Quality of chilled and cold-stored (5 °C) canine spermatozoa submitted to different rapid cooling rates.

The aim of this study was to evaluate the sperm quality in chilled canine semen using different cooling rates from room temperature (23 °C) to 5 °C and subsequently cold-stored at 5 °C for up to 96 hours. In experiment 1, semen samples from five dogs were pooled, diluted in Tris-fructose-citrate extender with 20% egg yolk and split into four aliquots that were chilled to 5 °C using different cooling rates of 2.25, 0.9, 0.45, and 0.2 (control) °C/min. In experiment 2, semen from five dogs was processed individually as described above and split into two aliquots that were chilled to 5 °C using rates of either 2.25 °C/min or 0.2 °C/min. In both experiments, the sperm quality (i.e., sperm motility and viability) was evaluated before cooling and after 0, 24, 48, 72, and 96 hours of storage at 5 °C. The total motility, progressive motility, and quality of movement parameters were assessed using computer-assisted analysis system, and the percentage of viable spermatozoa was determined using flow cytometry (H-42/PI//FITC-PNA).
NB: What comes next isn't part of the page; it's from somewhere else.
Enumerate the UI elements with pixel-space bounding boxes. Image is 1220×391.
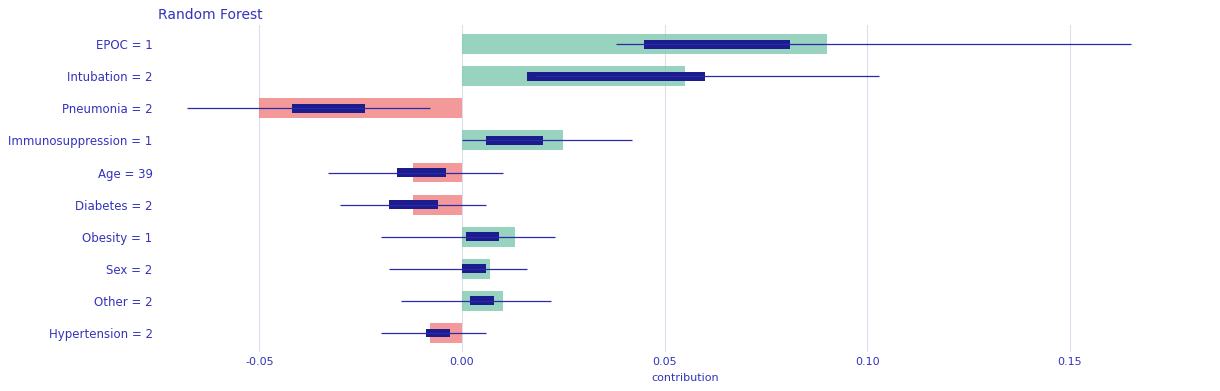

The cooling rate did not influence the sperm quality parameters at any of the evaluation times. All evaluated males showed the same response to chilling semen at a rapid cooling rate. Storage time negatively influenced (P < 0.05) sperm motility, regardless of the cooling rate used. In conclusion, canine sperm could be chilled and stored for 96 hours at 5 °C in a Tris-fructose extender with 20% egg yolk using rapid cooling rates, with values for sperm quality similar to those from a conventional protocol.